Where do you want to go with the exchange?


----------



## jtridle (May 25, 2010)

DeniseM said:


> Where do you want to go with the exchange?



Thanks for all the help.  I really don't have any place in mind to exchange into but I can tell you it won't be Hawaii.  I just figure if I can't rent it I will have to exchange it.  This is the first year that we (meaning the resort, though I've tried too) haven't found a renter.  Boy business must be really bad over there.  I think with DAE you have to deposit at least 60 days out.  I know they give you a bonus week if you deposit Hawaii far enough out but I don't remember how far out.  I'll have to look into that.  I'm pretty sure they aren't going to give me weeks 51 or 52 but guess I can ask.


----------



## thezinfan (May 27, 2010)

FYI for Presidents Week renters....some of the Seattle area schools are eliminating the presidents day week vacation. We, and the owners at WKORV that we know around here, are moving to spring break week...so you mkay see demand drop a bit for Pres. week.


----------



## deedman (May 27, 2010)

IMHO, christmas and new years in hawaii is extremely boring compared to other locations you could spend these weeks at.  I love hawaii, and have been to the Hyatt in maui at least 12 times on non-TS vacations, twice for christmas and new years.  I had a blast everytime, but christmas on the island was the least favorite of the trips. But obviously to answer your question week 51/52 at pretty much any location is the best time to try to get your float week, as they will yield the most money for rental.


----------



## RedDogSD (May 27, 2010)

deedman said:


> IMHO, christmas and new years in hawaii is extremely boring compared to other locations you could spend these weeks at.  I love hawaii, and have been to the Hyatt in maui at least 12 times on non-TS vacations, twice for christmas and new years.  I had a blast everytime, but christmas on the island was the least favorite of the trips. But obviously to answer your question week 51/52 at pretty much any location is the best time to try to get your float week, as they will yield the most money for rental.

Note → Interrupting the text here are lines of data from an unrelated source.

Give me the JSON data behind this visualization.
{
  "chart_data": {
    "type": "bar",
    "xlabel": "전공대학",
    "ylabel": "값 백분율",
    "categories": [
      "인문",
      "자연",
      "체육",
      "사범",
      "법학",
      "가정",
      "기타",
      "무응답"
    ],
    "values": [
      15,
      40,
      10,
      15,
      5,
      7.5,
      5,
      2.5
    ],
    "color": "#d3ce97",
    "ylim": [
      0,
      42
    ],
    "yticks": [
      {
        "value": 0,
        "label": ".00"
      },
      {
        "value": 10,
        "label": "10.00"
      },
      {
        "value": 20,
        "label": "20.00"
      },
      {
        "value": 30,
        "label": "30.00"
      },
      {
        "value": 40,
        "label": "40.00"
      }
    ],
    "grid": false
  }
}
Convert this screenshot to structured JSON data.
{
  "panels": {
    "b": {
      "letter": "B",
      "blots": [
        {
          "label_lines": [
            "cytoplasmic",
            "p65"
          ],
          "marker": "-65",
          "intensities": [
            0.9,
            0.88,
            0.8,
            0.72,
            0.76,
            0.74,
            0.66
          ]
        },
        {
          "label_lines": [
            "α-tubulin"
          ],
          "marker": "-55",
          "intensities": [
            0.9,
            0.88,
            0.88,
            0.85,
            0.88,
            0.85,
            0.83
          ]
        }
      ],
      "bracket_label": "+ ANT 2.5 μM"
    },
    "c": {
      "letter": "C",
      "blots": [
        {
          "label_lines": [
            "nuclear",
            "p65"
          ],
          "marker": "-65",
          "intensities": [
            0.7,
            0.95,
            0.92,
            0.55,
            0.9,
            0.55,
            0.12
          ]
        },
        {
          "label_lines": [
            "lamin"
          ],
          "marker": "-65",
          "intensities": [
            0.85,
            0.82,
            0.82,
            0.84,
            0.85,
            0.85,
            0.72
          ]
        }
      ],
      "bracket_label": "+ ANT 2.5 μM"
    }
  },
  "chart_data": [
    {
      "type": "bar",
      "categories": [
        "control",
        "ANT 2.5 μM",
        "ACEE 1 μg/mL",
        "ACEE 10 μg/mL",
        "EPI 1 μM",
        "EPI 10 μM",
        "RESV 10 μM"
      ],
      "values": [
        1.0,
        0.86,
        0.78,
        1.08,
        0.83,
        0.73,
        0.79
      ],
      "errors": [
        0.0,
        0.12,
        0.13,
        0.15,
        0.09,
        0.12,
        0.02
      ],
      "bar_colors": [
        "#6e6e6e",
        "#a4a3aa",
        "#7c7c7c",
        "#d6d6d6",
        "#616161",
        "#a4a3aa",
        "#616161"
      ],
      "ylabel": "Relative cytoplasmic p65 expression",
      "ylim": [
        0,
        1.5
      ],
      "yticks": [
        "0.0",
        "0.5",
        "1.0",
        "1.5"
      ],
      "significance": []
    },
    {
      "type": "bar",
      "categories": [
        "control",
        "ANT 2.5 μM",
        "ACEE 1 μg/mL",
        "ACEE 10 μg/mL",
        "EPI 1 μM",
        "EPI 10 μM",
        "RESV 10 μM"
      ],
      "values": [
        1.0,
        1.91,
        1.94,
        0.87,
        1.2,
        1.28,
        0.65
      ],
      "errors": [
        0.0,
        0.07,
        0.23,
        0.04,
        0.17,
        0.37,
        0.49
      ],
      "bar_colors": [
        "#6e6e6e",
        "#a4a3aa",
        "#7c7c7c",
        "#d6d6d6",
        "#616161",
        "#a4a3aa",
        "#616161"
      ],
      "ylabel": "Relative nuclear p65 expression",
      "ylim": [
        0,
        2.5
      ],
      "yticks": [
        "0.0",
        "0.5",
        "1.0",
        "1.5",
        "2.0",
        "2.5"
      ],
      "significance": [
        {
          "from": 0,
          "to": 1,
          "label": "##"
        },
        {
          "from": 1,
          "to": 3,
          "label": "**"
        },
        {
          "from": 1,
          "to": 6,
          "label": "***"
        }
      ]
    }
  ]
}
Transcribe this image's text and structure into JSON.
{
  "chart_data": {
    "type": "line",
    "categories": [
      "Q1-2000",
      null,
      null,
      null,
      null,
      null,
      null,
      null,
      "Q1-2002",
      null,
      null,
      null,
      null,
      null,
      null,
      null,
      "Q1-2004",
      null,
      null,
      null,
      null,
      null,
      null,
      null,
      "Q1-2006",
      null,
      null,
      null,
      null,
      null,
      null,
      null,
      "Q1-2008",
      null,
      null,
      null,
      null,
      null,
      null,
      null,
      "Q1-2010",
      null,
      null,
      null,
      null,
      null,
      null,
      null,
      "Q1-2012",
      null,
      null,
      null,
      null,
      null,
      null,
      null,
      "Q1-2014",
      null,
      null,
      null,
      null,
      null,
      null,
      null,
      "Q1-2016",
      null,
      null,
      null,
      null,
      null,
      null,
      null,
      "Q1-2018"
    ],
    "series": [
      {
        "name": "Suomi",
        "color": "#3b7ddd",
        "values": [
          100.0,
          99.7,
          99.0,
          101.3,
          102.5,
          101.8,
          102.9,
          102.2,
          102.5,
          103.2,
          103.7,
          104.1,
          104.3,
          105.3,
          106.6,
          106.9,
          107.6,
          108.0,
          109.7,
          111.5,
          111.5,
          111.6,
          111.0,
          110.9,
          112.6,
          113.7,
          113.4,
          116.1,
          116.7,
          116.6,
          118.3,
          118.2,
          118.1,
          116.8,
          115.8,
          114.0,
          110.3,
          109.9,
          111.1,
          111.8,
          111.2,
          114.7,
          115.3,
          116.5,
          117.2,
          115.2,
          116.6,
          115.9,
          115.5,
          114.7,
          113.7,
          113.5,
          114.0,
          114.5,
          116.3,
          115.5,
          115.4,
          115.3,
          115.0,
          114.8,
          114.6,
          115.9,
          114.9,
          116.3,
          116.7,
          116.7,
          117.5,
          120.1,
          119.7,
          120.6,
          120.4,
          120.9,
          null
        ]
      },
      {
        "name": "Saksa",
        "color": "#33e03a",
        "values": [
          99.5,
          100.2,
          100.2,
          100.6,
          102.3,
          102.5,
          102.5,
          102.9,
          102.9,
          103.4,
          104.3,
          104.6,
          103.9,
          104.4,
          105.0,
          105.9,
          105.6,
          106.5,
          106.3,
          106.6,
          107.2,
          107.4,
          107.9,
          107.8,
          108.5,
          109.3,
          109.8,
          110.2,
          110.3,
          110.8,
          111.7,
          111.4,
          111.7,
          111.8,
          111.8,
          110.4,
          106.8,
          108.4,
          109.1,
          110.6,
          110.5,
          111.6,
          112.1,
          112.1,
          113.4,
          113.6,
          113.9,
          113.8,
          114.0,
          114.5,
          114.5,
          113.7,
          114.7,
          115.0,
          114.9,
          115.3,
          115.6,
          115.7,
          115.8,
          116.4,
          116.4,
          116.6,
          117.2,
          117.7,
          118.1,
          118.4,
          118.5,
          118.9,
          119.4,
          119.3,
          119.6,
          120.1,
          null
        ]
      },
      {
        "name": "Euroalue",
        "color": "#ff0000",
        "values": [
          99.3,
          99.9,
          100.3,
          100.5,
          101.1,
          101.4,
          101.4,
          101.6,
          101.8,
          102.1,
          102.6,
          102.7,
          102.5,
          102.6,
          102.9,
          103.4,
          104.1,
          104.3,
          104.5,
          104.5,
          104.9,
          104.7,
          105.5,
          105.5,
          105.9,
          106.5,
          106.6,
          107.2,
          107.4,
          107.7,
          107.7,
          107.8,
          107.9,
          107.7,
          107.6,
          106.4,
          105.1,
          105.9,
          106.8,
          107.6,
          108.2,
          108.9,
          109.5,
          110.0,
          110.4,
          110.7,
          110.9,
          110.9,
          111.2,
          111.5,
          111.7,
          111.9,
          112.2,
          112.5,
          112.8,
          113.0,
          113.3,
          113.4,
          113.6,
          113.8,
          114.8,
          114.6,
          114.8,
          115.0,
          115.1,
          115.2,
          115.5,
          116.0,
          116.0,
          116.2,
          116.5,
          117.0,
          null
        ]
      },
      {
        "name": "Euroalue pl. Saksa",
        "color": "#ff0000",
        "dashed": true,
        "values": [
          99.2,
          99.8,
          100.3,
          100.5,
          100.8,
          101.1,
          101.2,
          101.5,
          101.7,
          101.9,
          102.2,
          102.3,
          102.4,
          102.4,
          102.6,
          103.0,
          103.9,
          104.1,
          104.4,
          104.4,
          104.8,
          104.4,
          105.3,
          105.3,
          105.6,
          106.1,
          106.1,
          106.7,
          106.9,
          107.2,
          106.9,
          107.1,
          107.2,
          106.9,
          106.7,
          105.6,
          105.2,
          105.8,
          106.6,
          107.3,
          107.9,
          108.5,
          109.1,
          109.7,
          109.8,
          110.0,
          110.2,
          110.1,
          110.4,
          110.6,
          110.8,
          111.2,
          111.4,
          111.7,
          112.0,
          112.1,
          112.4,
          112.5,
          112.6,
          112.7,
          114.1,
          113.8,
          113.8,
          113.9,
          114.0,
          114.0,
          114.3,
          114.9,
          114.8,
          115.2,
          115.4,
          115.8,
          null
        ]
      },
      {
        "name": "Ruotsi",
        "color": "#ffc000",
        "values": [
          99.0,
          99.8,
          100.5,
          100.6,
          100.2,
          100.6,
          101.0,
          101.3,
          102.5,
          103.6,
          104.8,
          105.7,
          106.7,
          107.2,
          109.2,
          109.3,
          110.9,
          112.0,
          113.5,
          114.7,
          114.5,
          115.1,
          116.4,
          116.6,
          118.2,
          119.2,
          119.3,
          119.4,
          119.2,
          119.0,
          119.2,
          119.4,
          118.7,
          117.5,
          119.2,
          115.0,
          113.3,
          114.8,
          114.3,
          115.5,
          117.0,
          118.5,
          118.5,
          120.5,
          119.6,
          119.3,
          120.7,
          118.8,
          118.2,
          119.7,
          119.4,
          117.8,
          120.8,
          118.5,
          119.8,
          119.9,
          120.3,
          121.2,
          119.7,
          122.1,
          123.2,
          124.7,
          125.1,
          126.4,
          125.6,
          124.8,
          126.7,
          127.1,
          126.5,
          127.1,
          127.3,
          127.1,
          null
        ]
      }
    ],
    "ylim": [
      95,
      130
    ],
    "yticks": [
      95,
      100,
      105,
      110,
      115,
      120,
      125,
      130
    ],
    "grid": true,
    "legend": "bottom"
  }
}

Christmas in a Tropical Location just doesn't feel right.  I did Christmas in Jamaica once...and Santa came in from a Boat.  It was a fun trip, but I have no Christmas memories of the trip.  This doesn't change the fact that it is a top rental week in Hawaii though.  Kids are out of school and many people who live in cold climates love to get out to Hawaii.  If I lived in Minnesota, you betcha that I am booking time in Hawaii during the winter.


----------



## MOXJO7282 (May 28, 2010)

I've never done it but always wanted to go away for a holiday like New Year's or Thanksgiving, but never Christmas. At least not while the kids are young.


----------



## cmh (Jul 3, 2010)

Ok, if these are the best weeks to rent, are these same weeks the best ones to reserve with a floating week at a HI resort (Big Island), then deposit it with RCI to get a good trader?


----------



## RedDogSD (Jul 6, 2010)

It is not quite as important when trading vs renting.  Anything during winter has a very high trade value.  I don't think they have the sophistication to assign 52 different trade values depending upon the exact week.  They should have 3 or 4 different levels for very high, high, medium and low seasons.


----------



## jlr10 (Jul 7, 2010)

We have travelled at Thanksgiving .  We have found our resorts, the planes, activities, etc booked solid.  It seemed that some families used the shorted school week to take their kids out of school for a week of vacation-which is why our school district finally decided to not have classes that week, they were losing too much money.  -I am not debating if this is right or wrong only that it is an issue that makes Thanksgiving  a good week.


----------



## RedDogSD (Jul 7, 2010)

Thanksgiving is a good week in many locations....just not that sure about Hawaii.  You are the first person with any experience that I have heard of.  Vegas is crazy during Thanksgiving week.


----------